Will Docker, founder of Balgove Larder in St Andrews says his business has also seen a large surge in online orders, and more importantly, local support.
He said: “There’s been a huge rise in orders and the support has been phenomenal. Previously, we would mostly be shipping nationally through our online shop using FedEx, now we’ve seen a massive increase in delivering locally. However, we are seeing a growth in UK-wide deliveries, too.
“In the past few weeks, we have made well over 1,000 deliveries and it continues to increase. The team at Balgove are being absolutely amazing, working long hours with the added risk of being customer facing during this extraordinary time.

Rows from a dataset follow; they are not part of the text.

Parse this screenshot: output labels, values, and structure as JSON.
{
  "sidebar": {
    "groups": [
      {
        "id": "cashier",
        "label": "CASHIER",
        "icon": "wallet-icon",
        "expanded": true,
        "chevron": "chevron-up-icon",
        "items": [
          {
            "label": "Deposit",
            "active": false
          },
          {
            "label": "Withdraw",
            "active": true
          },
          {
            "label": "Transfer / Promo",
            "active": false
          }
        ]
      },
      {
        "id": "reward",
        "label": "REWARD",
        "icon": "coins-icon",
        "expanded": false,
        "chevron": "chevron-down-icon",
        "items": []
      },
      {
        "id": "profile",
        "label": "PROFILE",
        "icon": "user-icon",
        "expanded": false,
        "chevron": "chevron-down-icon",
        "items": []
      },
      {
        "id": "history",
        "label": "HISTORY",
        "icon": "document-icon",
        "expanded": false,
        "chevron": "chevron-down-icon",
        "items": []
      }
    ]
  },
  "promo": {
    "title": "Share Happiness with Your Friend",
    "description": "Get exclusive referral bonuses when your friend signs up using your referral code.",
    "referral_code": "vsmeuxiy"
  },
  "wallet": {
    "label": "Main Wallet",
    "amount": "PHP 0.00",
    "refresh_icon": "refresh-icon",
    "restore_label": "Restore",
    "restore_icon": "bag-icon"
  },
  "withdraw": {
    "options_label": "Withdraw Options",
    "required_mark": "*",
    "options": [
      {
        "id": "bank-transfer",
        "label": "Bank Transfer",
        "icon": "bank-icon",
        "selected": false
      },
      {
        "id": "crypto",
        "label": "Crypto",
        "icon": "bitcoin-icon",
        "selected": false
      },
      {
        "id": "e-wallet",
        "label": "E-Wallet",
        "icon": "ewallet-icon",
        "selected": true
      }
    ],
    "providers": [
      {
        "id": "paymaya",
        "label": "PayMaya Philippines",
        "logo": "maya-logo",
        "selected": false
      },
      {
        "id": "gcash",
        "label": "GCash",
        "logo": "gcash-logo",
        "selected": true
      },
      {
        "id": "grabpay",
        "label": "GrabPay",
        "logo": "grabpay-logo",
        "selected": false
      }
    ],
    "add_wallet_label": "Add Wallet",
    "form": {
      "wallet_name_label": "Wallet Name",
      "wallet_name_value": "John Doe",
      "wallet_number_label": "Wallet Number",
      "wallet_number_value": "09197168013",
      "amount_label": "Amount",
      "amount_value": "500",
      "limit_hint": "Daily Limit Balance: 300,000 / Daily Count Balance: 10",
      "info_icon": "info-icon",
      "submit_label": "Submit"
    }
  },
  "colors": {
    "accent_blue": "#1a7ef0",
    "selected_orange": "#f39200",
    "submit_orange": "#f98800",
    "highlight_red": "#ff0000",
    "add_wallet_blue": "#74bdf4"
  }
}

“The majority of orders are being delivered in and around St Andrews, but we’re delivering up to Dundee, East Neuk, Cupar and down as far as Dunfermline using our own team. We are using FedEx to deliver nationwide.”
And although some are finding it challenging to order from big supermarkets, independent firms like Balgove Larder are conquering deliveries, ensuring those self-isolating can get access to items they need.
“Those who are self-isolating and cannot go shopping are finding it difficult to get a supermarket delivery slot, often there are none available for two to three weeks,” said Will.
“We are delivering to them on the same day or the day after and its being so gratefully received. People who cannot go out literally cannot get their food delivered if they haven’t got a supermarket delivery slot, so we and other local businesses are providing a vital supply service.
“We’ve had a really great response from customers so far. Initially, people were panic buying the likes of meat, pasta and potatoes; now things have become a little less ‘panicky’ and people are shopping in moderation.
“Popular items amongst our customers include meat butchered by our in-house team, ready meals, fruit and vegetables plus store cupboard and chilled essentials like artisan sour dough, Scottish natural yogurt, flour and yeast. We’ve got more local seasonal products coming in each week now like lovely strawberries that have just come into season from Pittenweem, cauliflower and cabbage from Crail, and tatties and carrots from near Leuchars. Our home grown salads will soon be available online as well. Having very short supply chains means we don’t have to suffer empty shelves like the supermarkets.”